Lost in Greenwald’s litany of encomiums to Halberstam, is that fact that he and the other sainted Vietnam era journalists were dupes of a North Vietnamese communist agent Pham Xuan An. Pham Xuan An supplied North Vietnamese intelligence with:
 
a steady stream of military documents and reports to North Vietnamese authorities, writing in invisible ink and leaving the material in containers at designated spots around Saigon, now Ho Chi Minh City.
 
Vietnam War historian Mark Moyer argues:
 
Halberstam, Sheehan, and Karnow inadvertently caused enormous damage to the American effort in South Vietnam—making them the most harmful journalists in American history. The leading American journalists in Vietnam during 1963, they favored American involvement in Vietnam, in stark contrast to the press corps of the war’s latter years. But they had a low opinion of South Vietnamese president Ngo Dinh Diem and decided that he would need to be removed if the war was to be won. Brazenly attempting to influence history, Halberstam, Sheehan, and Karnow gave Diem’s opponents in the U.S. government negative information on Diem in print and in private. Most of the information they passed on was false or misleading, owing in part to their heavy reliance on a Reuters stringer named Pham Xuan An who was actually a secret Communist agent.
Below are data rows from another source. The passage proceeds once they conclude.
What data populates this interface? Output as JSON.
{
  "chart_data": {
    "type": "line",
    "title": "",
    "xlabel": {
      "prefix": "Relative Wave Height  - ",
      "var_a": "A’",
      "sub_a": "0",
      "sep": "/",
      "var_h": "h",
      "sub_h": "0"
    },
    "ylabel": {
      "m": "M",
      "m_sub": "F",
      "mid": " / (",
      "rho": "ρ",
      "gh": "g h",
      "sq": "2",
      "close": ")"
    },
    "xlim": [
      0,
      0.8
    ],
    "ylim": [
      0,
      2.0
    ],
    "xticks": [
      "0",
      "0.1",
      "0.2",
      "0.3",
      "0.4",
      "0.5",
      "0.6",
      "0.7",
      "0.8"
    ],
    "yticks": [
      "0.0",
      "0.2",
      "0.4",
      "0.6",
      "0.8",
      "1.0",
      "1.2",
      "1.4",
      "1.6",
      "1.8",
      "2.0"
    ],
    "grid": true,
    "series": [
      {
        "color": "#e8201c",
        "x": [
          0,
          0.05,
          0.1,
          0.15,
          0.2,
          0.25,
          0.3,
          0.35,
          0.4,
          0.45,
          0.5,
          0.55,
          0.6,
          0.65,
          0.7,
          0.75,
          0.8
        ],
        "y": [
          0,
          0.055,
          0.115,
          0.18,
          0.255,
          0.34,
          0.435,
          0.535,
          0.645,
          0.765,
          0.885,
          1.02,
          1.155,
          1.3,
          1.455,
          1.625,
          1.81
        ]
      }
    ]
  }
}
The journalists convinced Ambassador Henry Cabot Lodge to accept their reports in place of much more accurate reports from the CIA and the U.S. military, which led Lodge to urge South Vietnamese generals to stage a coup. Press articles suggesting that Diem had lost his principal ally’s confidence made the South Vietnamese generals receptive to coup plots — the Vietnamese elites generally misinterpreted American news reporters as official spokesmen of the U.S. government.
 
In his book Triumph Forsaken, based on newly released North Vietnamese sources, Moyar persuasively argues that the 1963 coup and US-backed assassination of South Vietnamese president Ngo Dinh Diem was a disastrous mistake. Contrary to the traditional school of thought, Diem was not the monster Halberstam and historians portray him to be.  In fact, Diem was a skillful, if authoritarian leader, who actually saw success against the Viet Cong in 1962. Diem eliminated the communist agents who remained in the South after the 1952 partition and he cultivated a successful officer corps, which led to the 1962 battlefield successes against the Viet Cong.  Most Vietnamese shared Diem’s traditional ideology and it was not nearly as harsh and radical as Ho Chi Minh’s land redistribution, which murdered tens of thousands.  After Diem’s assassination, the new regime purged the capable Diem loyalists from the government and military, consequently negating South Vietnam’s advantage over the Viet Cong and PAVN.
 
Clearly, David Halberstam belongs on the list of The New York Times journalistic failures. He may not have been a willing dupe as Walter Duranty for Stalin and Herbert Matthews for Castro, but Halberstam was a dupe nonetheless for the North Vietnamese.
 
Greenwald’s constant caterwauling about the journalistic failures of establishment journalism like the New York Times may have a point. However, Greenwald torpedoes his own argument by extolling the journalistic virtue of David Halberstam, who in many respects represented the very “rancid” journalism Greenwald finds so offensive.